ISSN 1470-3947 (print) | ISSN 1479-6848 (online)

Endocrine Abstracts (2019) 68 P36 | DOI: 10.1530/endoabs.68.P36

Two case reports of preserved endocrine and exocrine function in VHL patients with extensive pancreatic cysts

Ahmed El Sayed1, Hessa Boharoon1, Ali Alsafi1, Nadia Preitner2, Monika Kosicka-Slawinska2, Angela Brady2, Peter Hill1 & Tricia Tan1

1Imperial College Healthcare NHS Trust, London, UK; 2London North West University Healthcare NHS Trust, London, UK

Von Hippel-Lindau (VHL) disease is an inherited tumour syndrome, caused by a mutation in the VHL tumour suppressor gene encoding the VHL protein. Patients are prone to cysts and neuroendocrine tumours in the pancreas and other benign and malignant neoplasms. Pancreatic cysts occur in approximately 70% of VHL patients. We describe two cases of VHL disease with extensive multi-cystic changes affecting the whole pancreas, both patients had deletions of exon 2–3 of the VHL gene. Imaging findings showed extensive cystic disease replacing all normal pancreatic parenchyma. The cystic disease has been stable on surveillance imaging on MRI and endoscopic ultrasound examinations, and there were no features of pancreatic neuroendocrine tumours on somatostatin receptor imaging or evidence of solid tumours. Remarkably despite the absence of normal pancreatic tissue on imaging, to date, there is no clinical or biochemical evidence of pancreatic dysfunction.
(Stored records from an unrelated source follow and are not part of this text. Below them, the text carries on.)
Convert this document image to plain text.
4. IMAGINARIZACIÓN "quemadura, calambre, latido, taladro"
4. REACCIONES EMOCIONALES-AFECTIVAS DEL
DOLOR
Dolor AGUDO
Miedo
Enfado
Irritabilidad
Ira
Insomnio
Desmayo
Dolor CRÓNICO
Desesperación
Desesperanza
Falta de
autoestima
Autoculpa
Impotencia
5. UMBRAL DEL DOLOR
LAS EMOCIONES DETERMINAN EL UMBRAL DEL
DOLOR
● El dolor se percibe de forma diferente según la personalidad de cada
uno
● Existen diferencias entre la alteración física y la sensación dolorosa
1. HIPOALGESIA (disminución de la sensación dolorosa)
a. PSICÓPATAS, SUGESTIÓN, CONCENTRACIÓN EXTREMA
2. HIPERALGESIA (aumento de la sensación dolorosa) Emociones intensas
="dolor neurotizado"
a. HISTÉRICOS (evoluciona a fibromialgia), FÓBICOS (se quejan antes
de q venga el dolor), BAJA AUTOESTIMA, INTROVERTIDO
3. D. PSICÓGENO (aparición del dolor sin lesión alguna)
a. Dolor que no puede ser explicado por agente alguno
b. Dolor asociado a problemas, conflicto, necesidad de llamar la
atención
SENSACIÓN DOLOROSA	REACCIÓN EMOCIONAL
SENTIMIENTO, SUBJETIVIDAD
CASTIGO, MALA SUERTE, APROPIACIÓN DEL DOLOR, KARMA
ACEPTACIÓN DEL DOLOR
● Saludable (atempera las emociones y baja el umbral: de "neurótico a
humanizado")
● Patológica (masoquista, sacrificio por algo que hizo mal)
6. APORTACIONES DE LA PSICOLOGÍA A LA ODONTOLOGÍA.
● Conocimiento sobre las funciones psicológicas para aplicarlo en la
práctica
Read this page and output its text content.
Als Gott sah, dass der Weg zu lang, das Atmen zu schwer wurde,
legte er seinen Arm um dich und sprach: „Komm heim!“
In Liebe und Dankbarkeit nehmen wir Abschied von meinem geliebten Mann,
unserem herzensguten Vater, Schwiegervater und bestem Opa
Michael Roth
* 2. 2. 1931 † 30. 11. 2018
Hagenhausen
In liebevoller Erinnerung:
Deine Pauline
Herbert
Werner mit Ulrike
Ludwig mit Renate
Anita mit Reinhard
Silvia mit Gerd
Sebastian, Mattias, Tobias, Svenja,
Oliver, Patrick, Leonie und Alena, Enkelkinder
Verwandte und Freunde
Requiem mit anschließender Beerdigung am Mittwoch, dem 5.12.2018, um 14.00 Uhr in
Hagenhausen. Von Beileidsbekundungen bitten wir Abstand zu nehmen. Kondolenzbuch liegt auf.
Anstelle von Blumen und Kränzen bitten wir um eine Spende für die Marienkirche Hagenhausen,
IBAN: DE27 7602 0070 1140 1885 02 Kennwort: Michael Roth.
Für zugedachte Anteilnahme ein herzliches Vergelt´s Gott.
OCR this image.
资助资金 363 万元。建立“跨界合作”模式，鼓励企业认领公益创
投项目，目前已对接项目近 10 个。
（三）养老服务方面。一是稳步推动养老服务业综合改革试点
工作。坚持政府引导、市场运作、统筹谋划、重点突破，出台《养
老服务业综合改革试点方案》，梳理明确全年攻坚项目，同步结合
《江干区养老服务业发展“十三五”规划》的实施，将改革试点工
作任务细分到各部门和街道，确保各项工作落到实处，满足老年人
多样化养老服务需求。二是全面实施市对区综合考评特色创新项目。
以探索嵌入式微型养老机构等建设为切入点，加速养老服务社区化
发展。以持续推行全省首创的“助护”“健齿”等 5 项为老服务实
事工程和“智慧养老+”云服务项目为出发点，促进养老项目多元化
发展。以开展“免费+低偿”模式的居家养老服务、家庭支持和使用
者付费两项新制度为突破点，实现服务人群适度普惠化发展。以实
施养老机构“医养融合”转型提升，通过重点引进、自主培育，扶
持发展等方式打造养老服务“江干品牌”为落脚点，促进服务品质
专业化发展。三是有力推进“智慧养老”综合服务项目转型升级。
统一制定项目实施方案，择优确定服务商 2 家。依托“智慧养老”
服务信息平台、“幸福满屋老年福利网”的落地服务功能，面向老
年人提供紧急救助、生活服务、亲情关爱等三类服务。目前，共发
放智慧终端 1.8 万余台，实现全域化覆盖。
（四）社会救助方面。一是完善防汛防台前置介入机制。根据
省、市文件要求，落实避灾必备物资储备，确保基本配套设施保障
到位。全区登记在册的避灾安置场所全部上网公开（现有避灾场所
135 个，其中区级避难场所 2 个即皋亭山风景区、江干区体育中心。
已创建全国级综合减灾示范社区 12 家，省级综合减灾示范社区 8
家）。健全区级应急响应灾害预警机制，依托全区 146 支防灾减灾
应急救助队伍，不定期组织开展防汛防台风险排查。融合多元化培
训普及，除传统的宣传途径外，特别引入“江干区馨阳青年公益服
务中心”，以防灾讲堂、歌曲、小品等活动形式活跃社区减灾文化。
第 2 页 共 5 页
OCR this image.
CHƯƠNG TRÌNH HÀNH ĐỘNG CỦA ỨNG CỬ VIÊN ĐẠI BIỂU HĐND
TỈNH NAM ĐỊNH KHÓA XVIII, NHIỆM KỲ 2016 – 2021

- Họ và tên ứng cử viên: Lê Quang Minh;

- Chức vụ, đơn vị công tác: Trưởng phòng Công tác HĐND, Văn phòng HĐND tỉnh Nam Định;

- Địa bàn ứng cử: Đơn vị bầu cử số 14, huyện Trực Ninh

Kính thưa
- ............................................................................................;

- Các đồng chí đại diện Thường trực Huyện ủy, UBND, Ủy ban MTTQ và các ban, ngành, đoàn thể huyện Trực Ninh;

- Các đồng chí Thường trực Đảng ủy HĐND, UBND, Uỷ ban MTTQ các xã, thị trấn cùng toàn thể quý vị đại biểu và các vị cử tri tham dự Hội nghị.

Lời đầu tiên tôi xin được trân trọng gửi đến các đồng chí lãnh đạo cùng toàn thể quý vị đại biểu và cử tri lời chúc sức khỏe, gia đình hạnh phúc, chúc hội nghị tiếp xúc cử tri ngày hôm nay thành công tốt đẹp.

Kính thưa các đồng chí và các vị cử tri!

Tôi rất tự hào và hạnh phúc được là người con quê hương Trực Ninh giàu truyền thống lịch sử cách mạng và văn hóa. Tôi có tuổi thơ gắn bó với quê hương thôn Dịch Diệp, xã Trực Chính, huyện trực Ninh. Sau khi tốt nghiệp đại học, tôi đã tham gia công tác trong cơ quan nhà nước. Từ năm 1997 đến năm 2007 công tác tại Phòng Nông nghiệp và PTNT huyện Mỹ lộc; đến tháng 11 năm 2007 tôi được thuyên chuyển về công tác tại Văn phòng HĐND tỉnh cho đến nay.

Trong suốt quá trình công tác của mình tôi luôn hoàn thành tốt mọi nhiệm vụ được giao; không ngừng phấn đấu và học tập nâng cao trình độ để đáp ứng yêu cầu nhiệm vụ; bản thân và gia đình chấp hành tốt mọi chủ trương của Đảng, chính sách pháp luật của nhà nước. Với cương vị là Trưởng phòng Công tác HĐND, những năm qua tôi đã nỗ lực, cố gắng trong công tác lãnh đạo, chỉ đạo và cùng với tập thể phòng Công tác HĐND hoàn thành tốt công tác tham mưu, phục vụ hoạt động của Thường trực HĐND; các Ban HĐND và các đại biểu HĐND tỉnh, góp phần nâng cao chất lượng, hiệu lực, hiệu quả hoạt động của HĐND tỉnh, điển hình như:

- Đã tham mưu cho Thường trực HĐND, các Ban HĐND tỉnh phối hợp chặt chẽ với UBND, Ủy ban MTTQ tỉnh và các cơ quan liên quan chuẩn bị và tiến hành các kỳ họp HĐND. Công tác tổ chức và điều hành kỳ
Our cases highlight the preservation of normal exocrine and endocrine function despite cysts replacing normal parenchyma in VHL patients. VHL should be considered in the differential diagnosis of multiple pancreatic cysts, especially in young patients and those without a history of pancreatic disease. Surveillance can be difficult in these cases as changes in cyst size can occur even with benign cystic disease. Surgery may be indicated when the cystic disease leads to symptoms due to mass effect.